Combining Gumbel MuZero and Stochastic MuZero

google-deepmind / mctx

Monte Carlo tree search in JAX

Apache License 2.0

2.36k stars 191 forks source link

Combining Gumbel MuZero and Stochastic MuZero #66

Closed carlosgmartin closed 10 months ago

carlosgmartin commented 1 year ago

This library contains implementations of

Gumbel MuZero (policy improvement)
Stochastic MuZero (chance nodes)

Potentially, these could be combined. (Example.) I was wondering if any consideration has been given to the idea of adding an implementation of this combination.

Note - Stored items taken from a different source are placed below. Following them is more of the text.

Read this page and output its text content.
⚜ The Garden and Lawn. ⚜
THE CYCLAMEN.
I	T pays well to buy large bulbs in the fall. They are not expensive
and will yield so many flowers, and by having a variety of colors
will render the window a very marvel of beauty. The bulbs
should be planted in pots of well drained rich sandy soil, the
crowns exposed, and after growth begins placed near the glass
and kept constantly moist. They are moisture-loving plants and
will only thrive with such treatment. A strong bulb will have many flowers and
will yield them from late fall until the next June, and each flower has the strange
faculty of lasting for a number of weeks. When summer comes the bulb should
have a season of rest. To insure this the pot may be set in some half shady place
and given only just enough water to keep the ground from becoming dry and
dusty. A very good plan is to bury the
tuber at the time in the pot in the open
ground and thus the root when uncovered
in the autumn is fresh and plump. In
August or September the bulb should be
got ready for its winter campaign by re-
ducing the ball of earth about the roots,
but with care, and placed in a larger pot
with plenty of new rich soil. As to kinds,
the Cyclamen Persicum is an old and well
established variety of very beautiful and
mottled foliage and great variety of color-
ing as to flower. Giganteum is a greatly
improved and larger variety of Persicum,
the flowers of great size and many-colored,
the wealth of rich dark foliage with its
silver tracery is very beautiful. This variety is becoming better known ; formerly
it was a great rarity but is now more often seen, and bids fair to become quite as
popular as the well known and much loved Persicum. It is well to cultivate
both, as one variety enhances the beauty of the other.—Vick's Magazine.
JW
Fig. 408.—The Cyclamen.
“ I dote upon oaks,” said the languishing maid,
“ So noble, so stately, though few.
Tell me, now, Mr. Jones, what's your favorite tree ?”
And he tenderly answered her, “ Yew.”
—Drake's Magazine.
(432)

fidlej commented 1 year ago

Hi. Thanks for asking. Yes, it should be possible to combine the two algorithms. The Gumbel MuZero would be used for root nodes and Stochastic MuZero for interior nodes.

Currently, the Stochastic MuZero implementation is missing tests with an expected search tree. It would be nice to have such tests for any new implementation. E.g., recording a search tree from a 2048 game.

It would be also nice to move the Stochastic-MuZero-related policies to a new file: stochastic.py. Currently, I'm not working with 2048 (or another stochastic game). Well-tested contributions are welcome here.

carlosgmartin commented 1 year ago

@fidlej pgx and jumanji have JAX implementations of 2048 that could perhaps be used for this.

fidlej commented 10 months ago

Let's close this issue. The existing Stochastic MuZero implementation is not efficient inside mctx. An alternative library can be created for Stochastic MuZero.

puyuan1996 commented 7 months ago

Hello, thank you to the contributors for their outstanding work on this repository. Regarding the issue here, you might be interested in the project "LightZero: A Unified Benchmark for Monte Carlo Tree Search in General Sequential Decision Scenarios". This repository not only supports the AlphaZero algorithm but also extends support to MuZero and a series of related algorithms and environments (including StochasticMuZero and 2048), which might meet your requirements. Best wishes.